В Управлении все так, как тебе помнится, разве что жарко и воняет резиной, которую жгут под столь памятной тебе стеной. Перемены-переименования мало-помалу движутся, с кем-то мы сливаемся-разливаемся, но полевиков, в том числе и тебя, пока не касается, тем более что тобою довольны.

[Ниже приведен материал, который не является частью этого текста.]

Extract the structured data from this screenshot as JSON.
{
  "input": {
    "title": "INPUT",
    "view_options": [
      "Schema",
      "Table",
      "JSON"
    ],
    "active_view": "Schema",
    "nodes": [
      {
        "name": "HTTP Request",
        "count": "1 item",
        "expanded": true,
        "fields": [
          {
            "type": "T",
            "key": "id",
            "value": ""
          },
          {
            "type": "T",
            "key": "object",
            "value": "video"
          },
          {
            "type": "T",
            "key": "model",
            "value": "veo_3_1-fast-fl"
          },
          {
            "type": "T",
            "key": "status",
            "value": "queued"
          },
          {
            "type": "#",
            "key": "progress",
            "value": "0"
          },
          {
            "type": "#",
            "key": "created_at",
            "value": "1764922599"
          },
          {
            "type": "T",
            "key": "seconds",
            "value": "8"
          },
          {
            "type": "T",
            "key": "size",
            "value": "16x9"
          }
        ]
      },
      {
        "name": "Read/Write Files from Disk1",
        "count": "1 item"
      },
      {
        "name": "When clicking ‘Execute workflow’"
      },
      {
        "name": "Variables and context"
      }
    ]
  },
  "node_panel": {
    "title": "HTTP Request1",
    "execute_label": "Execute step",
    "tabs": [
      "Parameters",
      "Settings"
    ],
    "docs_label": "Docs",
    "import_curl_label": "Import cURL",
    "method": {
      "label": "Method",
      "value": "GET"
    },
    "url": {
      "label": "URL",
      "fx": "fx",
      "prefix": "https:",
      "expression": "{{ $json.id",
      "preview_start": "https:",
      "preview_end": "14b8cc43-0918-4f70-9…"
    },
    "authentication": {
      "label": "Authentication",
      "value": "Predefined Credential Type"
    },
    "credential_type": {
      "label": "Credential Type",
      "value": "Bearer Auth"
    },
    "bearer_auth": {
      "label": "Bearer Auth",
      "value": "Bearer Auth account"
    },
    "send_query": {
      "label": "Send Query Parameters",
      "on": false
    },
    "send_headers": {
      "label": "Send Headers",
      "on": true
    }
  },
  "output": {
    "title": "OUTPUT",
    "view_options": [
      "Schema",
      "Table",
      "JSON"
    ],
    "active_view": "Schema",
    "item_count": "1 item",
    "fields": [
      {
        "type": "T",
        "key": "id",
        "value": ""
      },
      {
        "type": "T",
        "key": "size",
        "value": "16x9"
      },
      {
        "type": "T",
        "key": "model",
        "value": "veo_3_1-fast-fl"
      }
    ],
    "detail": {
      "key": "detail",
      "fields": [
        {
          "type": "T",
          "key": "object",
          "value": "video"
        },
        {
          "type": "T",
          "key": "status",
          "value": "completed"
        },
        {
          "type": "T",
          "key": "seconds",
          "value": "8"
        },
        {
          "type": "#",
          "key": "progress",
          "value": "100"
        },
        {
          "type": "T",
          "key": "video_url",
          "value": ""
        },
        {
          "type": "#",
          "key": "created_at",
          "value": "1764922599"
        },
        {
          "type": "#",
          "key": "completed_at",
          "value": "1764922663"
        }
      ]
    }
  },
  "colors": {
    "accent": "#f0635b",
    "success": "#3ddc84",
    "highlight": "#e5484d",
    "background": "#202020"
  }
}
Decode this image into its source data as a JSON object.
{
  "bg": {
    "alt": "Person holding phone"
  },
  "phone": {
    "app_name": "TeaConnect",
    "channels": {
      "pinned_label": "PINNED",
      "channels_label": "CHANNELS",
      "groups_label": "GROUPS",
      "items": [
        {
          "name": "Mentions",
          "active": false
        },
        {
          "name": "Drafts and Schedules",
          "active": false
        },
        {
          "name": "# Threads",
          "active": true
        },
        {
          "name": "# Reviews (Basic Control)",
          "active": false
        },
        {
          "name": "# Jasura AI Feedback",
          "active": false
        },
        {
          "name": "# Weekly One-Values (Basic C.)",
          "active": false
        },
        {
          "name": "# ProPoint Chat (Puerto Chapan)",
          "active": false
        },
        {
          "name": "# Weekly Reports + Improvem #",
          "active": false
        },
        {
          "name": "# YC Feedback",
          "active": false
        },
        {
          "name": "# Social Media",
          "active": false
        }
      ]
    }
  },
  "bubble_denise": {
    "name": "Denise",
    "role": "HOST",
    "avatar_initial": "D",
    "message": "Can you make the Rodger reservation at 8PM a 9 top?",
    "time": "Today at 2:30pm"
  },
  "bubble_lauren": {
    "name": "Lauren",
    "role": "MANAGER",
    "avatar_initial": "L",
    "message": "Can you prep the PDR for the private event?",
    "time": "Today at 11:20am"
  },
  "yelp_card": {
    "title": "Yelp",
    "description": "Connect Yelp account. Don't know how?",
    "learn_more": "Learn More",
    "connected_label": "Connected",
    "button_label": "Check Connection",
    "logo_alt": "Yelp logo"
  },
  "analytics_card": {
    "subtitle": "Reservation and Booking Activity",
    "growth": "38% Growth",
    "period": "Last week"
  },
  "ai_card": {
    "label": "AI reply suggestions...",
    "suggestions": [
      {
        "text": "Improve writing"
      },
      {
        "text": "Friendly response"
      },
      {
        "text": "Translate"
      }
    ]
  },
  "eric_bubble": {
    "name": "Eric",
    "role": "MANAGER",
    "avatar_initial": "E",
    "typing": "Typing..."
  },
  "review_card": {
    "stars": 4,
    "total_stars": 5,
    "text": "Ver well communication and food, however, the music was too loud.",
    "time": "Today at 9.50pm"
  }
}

Да еще приехал Клюев. Он полон впечатлений от нового гидрогеолога, "девушки с пушистой русой косой и набором серьезной музыки". Поздравляю. Мелькнул и скрылся, как мимолетное видение, мстит, надо полагать, в ближайшем трактире за долгую разлуку с культурными центрами.
Еще раз: не увлекайся грубой силой, не ищи приключений на свою голову. Так-то.
от Аннеты 1 июля
Нет, нет, Марина, Вы не правы, Коробков не заслуживает плохих слов. Он и вправду не "принц", а простой буровик, умный, веселый, а грубость… на меня же она не распространяется. А ведь едучи сюда, я боялась начальства. Сказать по совести, работник-то пока на троечку ведь я. Так что Иван Николаевич – моя удача. Тут я не уступлю!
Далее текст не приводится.